Companion Planting: How To Grow Beautiful Veggies, Pest Free

Companion Planting

 

As the harsh reality of New Years resolution struggles and impending tax season befalls you, I urge you to focus your attention on images of spring: galavanting fawns, chirping birds, and flowers in bloom! Though for those of us stuck in the polar vortex, spring might not seem soon approaching, this is the perfect time to start planning your garden.

When you picture a farm, you may envision rows upon rows of a single crop. Monocultures have a huge presence in our current food system, and it’s not without reason. Planting a single crop allows farmers to streamline processes, harvest quickly, and maximize the size of their plants. But the cost of this system is loss of biodiversity and poor soil health, among others.

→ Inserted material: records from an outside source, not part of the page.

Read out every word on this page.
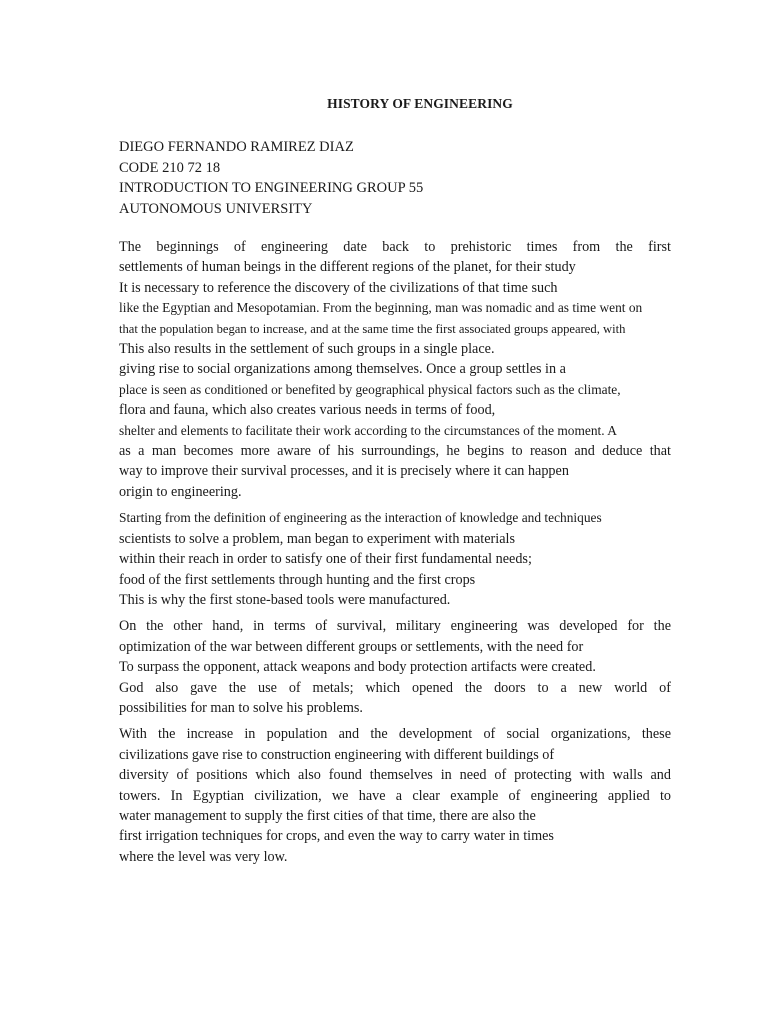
HISTORY OF ENGINEERING
DIEGO FERNANDO RAMIREZ DIAZ
CODE 210 72 18
INTRODUCTION TO ENGINEERING GROUP 55
AUTONOMOUS UNIVERSITY
The beginnings of engineering date back to prehistoric times from the first
settlements of human beings in the different regions of the planet, for their study
It is necessary to reference the discovery of the civilizations of that time such
like the Egyptian and Mesopotamian. From the beginning, man was nomadic and as time went on
that the population began to increase, and at the same time the first associated groups appeared, with
This also results in the settlement of such groups in a single place.
giving rise to social organizations among themselves. Once a group settles in a
place is seen as conditioned or benefited by geographical physical factors such as the climate,
flora and fauna, which also creates various needs in terms of food,
shelter and elements to facilitate their work according to the circumstances of the moment. A
as a man becomes more aware of his surroundings, he begins to reason and deduce that
way to improve their survival processes, and it is precisely where it can happen
origin to engineering.
Starting from the definition of engineering as the interaction of knowledge and techniques
scientists to solve a problem, man began to experiment with materials
within their reach in order to satisfy one of their first fundamental needs;
food of the first settlements through hunting and the first crops
This is why the first stone-based tools were manufactured.
On the other hand, in terms of survival, military engineering was developed for the
optimization of the war between different groups or settlements, with the need for
To surpass the opponent, attack weapons and body protection artifacts were created.
God also gave the use of metals; which opened the doors to a new world of
possibilities for man to solve his problems.
With the increase in population and the development of social organizations, these
civilizations gave rise to construction engineering with different buildings of
diversity of positions which also found themselves in need of protecting with walls and
towers. In Egyptian civilization, we have a clear example of engineering applied to
water management to supply the first cities of that time, there are also the
first irrigation techniques for crops, and even the way to carry water in times
where the level was very low.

You may now crown yourself the master of your garden! You have the wonderful opportunity to create an ecosystem (no matter how humble a piece of land you may find yourself in possession of). Planting multiple species together, or companion planting, is a fun way to maximize your garden space, keep your soil healthy, and create habitat. It’s not about eliminating insects and “weeds” from your space, but rather using that wit of yours as well as some help from some companions to build a balanced garden.

Diversity is Key in Your Garden

If you plant a cornucopia of X plant, you are going to attract a cornucopia of insects that feed on X. And if you don’t have any plants that attract a predator of the insect that eats plant X, your garden is going to the best buffet of its life. But if you plant a variety of plants with different predators, the playing field will be more even, therefore requiring less pest maintenance on your part. This is an example of companion planting.

Companion planting can accomplish so much more than pest control, but if you wanted to read a novel, you wouldn’t be on the internet. So today we’re talking about pests.

Decoy Plants

Though you may be the biggest salad lover you know, your lust of leaves is rivaled by, well, tons and tons of insects. I can only imagine what it must feel like to be an insect watching a gardener sow seeds or transplant plants into their garden. I think it might compare to how I feel when I see someone cutting up an array of cheeses. (So grate!) While you don’t want insects eating away at your plants, you also don’t want pesticides tainting them. So you are going to have to outsmart the pests.

One trick of the trade is to plant a “decoy plant.” Organicgardening.com suggests planting spinach next to radish. Leafminers might be adorable baby insects, but they are also vicious predators who want to mine all of your leaves. But when they come to dine at your garden, they will be distracted by the radish leaves. Radishes with damaged leaves will still grow perfectly good roots, which is the part you’re after anyway. They will likely take a few chomps of the spinach as well, but the damage will be less than if they didn't have another plant to munch on.

Guard Plants

After a moment of silence for the self-sacrifice offered by our decoy plants, we move on to our guards. If you’ve ever lost a lover because of your insanely garlicky garlic breath, you might not be surprised to hear that garlic, and other strongly scented plants can ward off pests! Gayla Trail’s book “Grow Great Grub” explains that carrot fly larva dig tunnels through root vegetables, but they are repelled by the scent of rosemary, sage, and onions.

Beneficial Insects

Though your decoys and guards are good, they are only so good. You also need to form alliances. In the garden world, ladybugs are your best friends because they eat aphids, your worst enemy. Now, you can buy ladybugs and release them into your garden, but something I’ve learned through my many years of gardening is that ladybugs can fly. If they want to leave, they will. Just like you can’t kidnap people and make them hang out at your house and do your chores. You have to lure them in. There are many plants that will attract ladybugs and other “beneficial insects.” Do not feel limited in what you can plant! I drew inspiration from organicgardening.com’s list. Fennel is one of the plants listed here, which I would choose because it also has delicious seeds and leaves.

Companion planting is an exciting concept that extends far beyond pest management. As you start to plan your spring garden, I encourage you to do your research and find out the amazing potential. Rather than banishing all insects from your garden, experiment with attracting beneficial insects to your garden. Next thing you know, National Geographic will ask to do a photo shoot in your yard. Or you’ll have some undamaged spinach and make friends with some butterflies.